I don't mean to burst your bubble but you're looking at what these retiring villages are offering now. By the time you will need that sort of care, the type of support and care these retirement villages will be different, eligibility criteria and funding will be different and a lot of these places won't exist and will be replaced by something new. I'm not saying this to be gloomy just that the landscape of social care is always changing and it seems pointless to be so so fixated on something that may or not exist in about 40 years.
And aren't all older people orphans of some sort? I'd find it extremely rare to find someone of elderly age still with parents about and many people have already found their siblings have died off too.
Absolutely no one should have children so they won't be lonely or have someone to care for them when they are older. It's a terrible and enormous burden to place on children. People should have children because they want them. Not to held stave their own existential crises or as some sort of solution to their own anxiety.
As I said before, I really cannot emphasise the benefits of community and neighbours. From my own work, children and families make no difference to whether a person will be lonely when they are older and in so many cases, they create so much more many problems than they solve. I have a son but I 100% understand and agree with the reasons why people don't want them!
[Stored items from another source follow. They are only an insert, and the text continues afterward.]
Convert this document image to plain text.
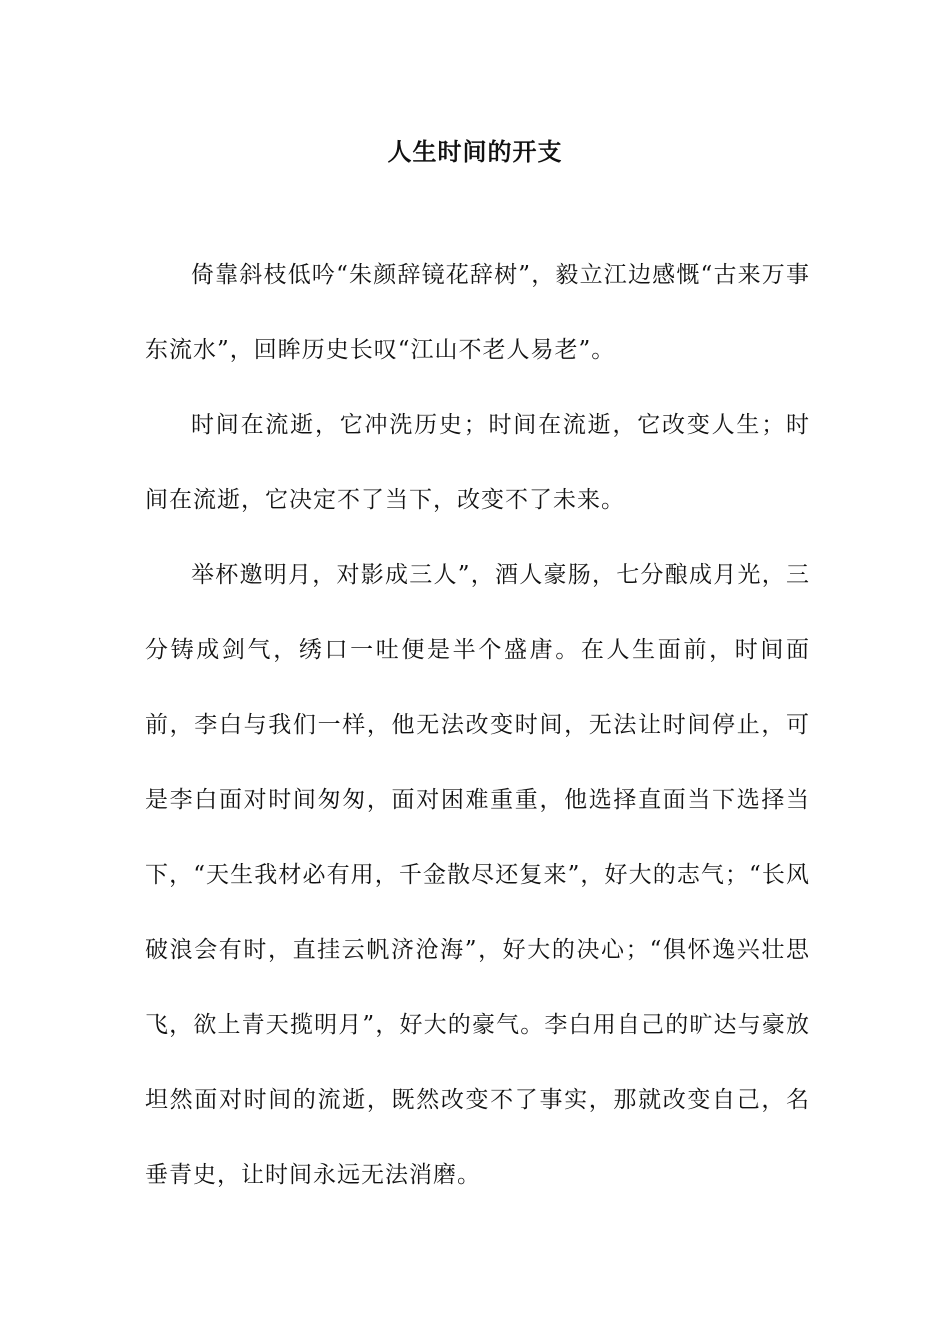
人生时间的开支

倚靠斜枝低吟“朱颜辞镜花辞树”，毅立江边感慨“古来万事东流水”，回眸历史长叹“江山不老人易老”。

时间在流逝，它冲洗历史；时间在流逝，它改变人生；时间在流逝，它决定不了当下，改变不了未来。

举杯邀明月，对影成三人”，酒人豪肠，七分酿成月光，三分铸成剑气，绣口一吐便是半个盛唐。在人生面前，时间面前，李白与我们一样，他无法改变时间，无法让时间停止，可是李白面对时间匆匆，面对困难重重，他选择直面当下选择当下，“天生我材必有用，千金散尽还复来”，好大的志气；“长风破浪会有时，直挂云帆济沧海”，好大的决心；“俱怀逸兴壮思飞，欲上青天揽明月”，好大的豪气。李白用自己的旷达与豪放坦然面对时间的流逝，既然改变不了事实，那就改变自己，名垂青史，让时间永远无法消磨。
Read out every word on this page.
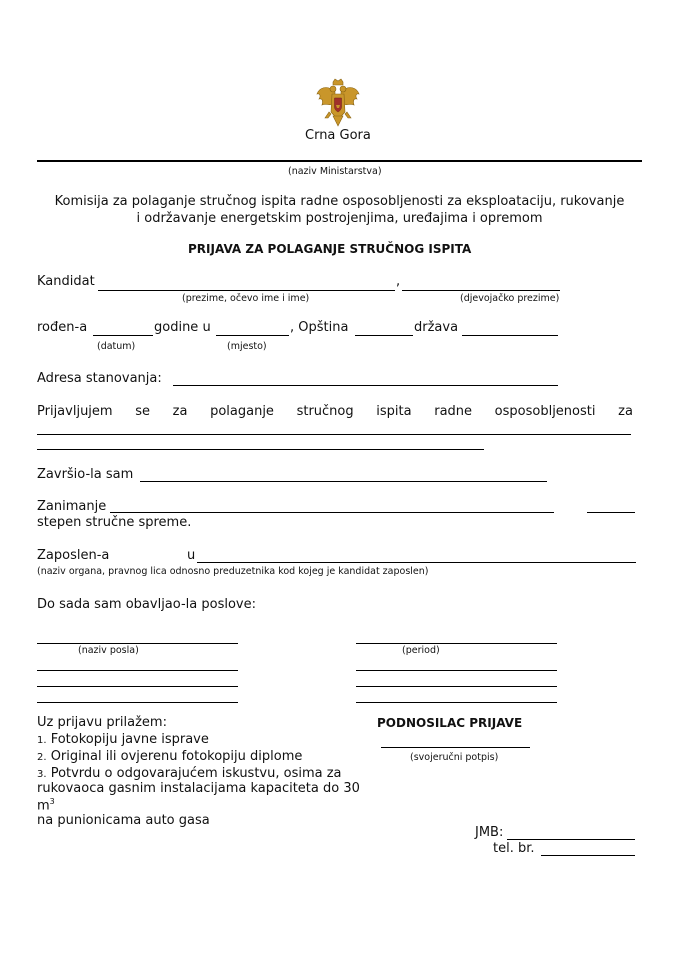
Crna Gora
(naziv Ministarstva)
Komisija za polaganje stručnog ispita radne osposobljenosti za eksploataciju, rukovanje
i održavanje energetskim postrojenjima, uređajima i opremom
PRIJAVA ZA POLAGANJE STRUČNOG ISPITA
Kandidat	,
(prezime, očevo ime i ime)	(djevojačko prezime)
rođen-a	godine u	, Opština	država
(datum)	(mjesto)
Adresa stanovanja:
Prijavljujem se za polaganje stručnog ispita radne osposobljenosti za
Završio-la sam
Zanimanje
stepen stručne spreme.
Zaposlen-a	u
(naziv organa, pravnog lica odnosno preduzetnika kod kojeg je kandidat zaposlen)
Do sada sam obavljao-la poslove:
(naziv posla)	(period)
Uz prijavu prilažem:
1. Fotokopiju javne isprave
2. Original ili ovjerenu fotokopiju diplome
3. Potvrdu o odgovarajućem iskustvu, osima za
rukovaoca gasnim instalacijama kapaciteta do 30
$m^3$
na punionicama auto gasa
PODNOSILAC PRIJAVE
(svojeručni potpis)
JMB:
tel. br.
You only have to read posts on here from adult children who state they won't help their own parents in old age unless they get help with childcare. Who call their retired parents selfish for wanting to go on holiday or spend their retirement how they please. There seems to be this expectation that once you have children, you must then spend the remainder of your life in absolute servitude for them, that even as your children grow older and have families of their own, the grandparents are still expected to put all their own health, wants and wishes aside.
No wonder people look at the above and think "no thanks". People should be absolutely free to make choices and life decisions with no judgement. As I mentioned before I know many family friends in their 60s and 70s with no children and some even with no nieces or nephews. And far from being lonely or sad, I actually think they have enormous peace and contentment from living a life that they can dedicate to themselves without burning themselves out providing care to children and grandchildren.